Sin embargo, es fundamental tener en cuenta que el grado en que las rentas vitalicias mejoran los resultados (si es que lo hacen) depende de las decisiones de diseño. El tipo de renta vitalicia utilizada, el momento en que se utiliza, la cantidad que se destina a la misma y si se financia con la asignación de renta fija o de renta variable tienen todos ellos efectos significativos en los resultados de los inversores.
Probablemente sea una cuestión de que son mal entendidas y están mal planteadas, más que infravaloradas. Muchos inversores siguen asociando las rentas vitalicias con la rigidez y un valor escaso. También ven las rentas vitalicias y las carteras multiactivos estándar como dos opciones distintas, entre las que deben «elegir una» a medida que se acercan a la jubilación o se jubilan. Lo que muestra nuestra investigación es que las rentas vitalicias podrían considerarse un complemento de las carteras multiactivos tradicionales.

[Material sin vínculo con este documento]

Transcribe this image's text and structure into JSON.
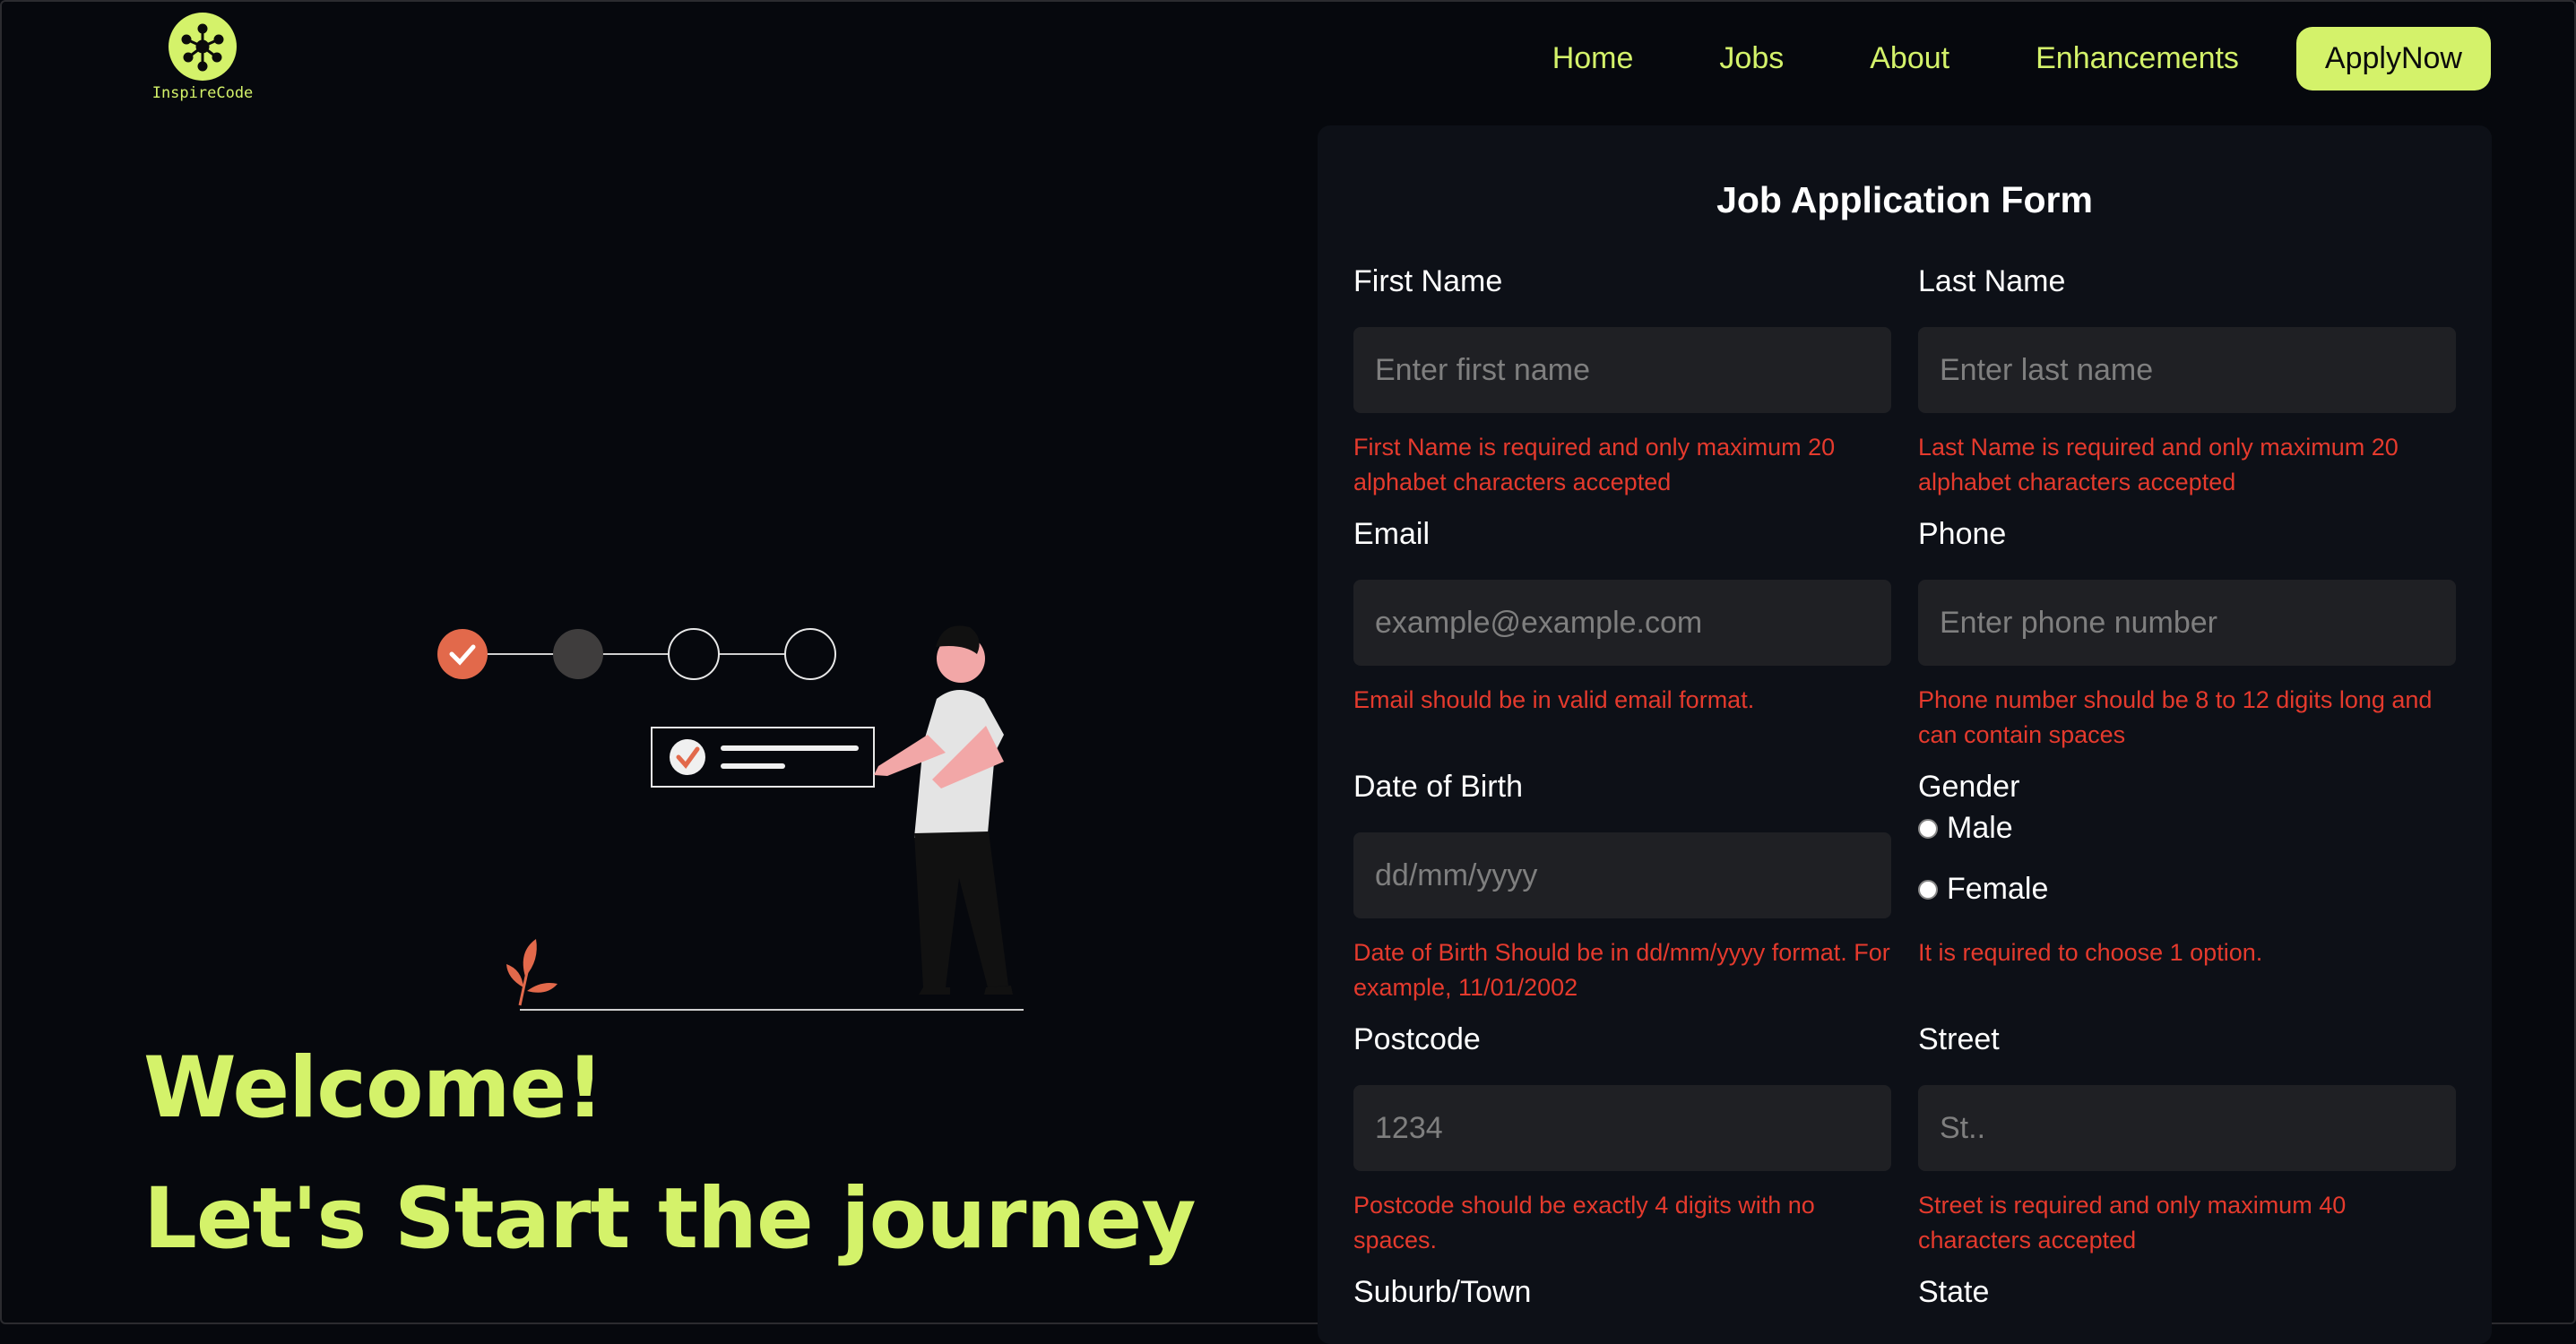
{
  "brand": {
    "name": "InspireCode",
    "color": "#d4f26a"
  },
  "nav": {
    "items": [
      {
        "label": "Home"
      },
      {
        "label": "Jobs"
      },
      {
        "label": "About"
      },
      {
        "label": "Enhancements"
      }
    ],
    "apply_label": "ApplyNow"
  },
  "hero": {
    "line1": "Welcome!",
    "line2": "Let's Start the journey"
  },
  "form": {
    "title": "Job Application Form",
    "first_name": {
      "label": "First Name",
      "placeholder": "Enter first name",
      "error": "First Name is required and only maximum 20 alphabet characters accepted"
    },
    "last_name": {
      "label": "Last Name",
      "placeholder": "Enter last name",
      "error": "Last Name is required and only maximum 20 alphabet characters accepted"
    },
    "email": {
      "label": "Email",
      "placeholder": "example@example.com",
      "error": "Email should be in valid email format."
    },
    "phone": {
      "label": "Phone",
      "placeholder": "Enter phone number",
      "error": "Phone number should be 8 to 12 digits long and can contain spaces"
    },
    "dob": {
      "label": "Date of Birth",
      "placeholder": "dd/mm/yyyy",
      "error": "Date of Birth Should be in dd/mm/yyyy format. For example, 11/01/2002"
    },
    "gender": {
      "label": "Gender",
      "options": [
        "Male",
        "Female"
      ],
      "error": "It is required to choose 1 option."
    },
    "postcode": {
      "label": "Postcode",
      "placeholder": "1234",
      "error": "Postcode should be exactly 4 digits with no spaces."
    },
    "street": {
      "label": "Street",
      "placeholder": "St..",
      "error": "Street is required and only maximum 40 characters accepted"
    },
    "suburb": {
      "label": "Suburb/Town"
    },
    "state": {
      "label": "State"
    }
  },
  "colors": {
    "accent": "#d4f26a",
    "error": "#e53a2d",
    "progress_done": "#e2694b"
  }
}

Los inversores deben comprender que las rentas vitalicias aportan el máximo valor cuando forman parte de un marco más amplio de trayectoria de activos múltiples, en lugar de utilizarse como una decisión de «todo o nada» en el momento de la jubilación. Además, deben tener en cuenta que el uso de las rentas vitalicias, incluida la cantidad que se destina a ellas (si es que se destina alguna), no es una solución única válida para todos y depende de una variedad de factores y circunstancias individuales.
A medida que aumenta la concienciación en Europa, esperamos que el debate en torno a las rentas vitalicias se vuelva más equilibrado. Nuestro objetivo es dejar de centrarnos en si las rentas vitalicias son «buenas o malas» y centrarnos más en cuándo, cómo y para quién tienen más sentido dentro de un marco más amplio de ingresos para la jubilación.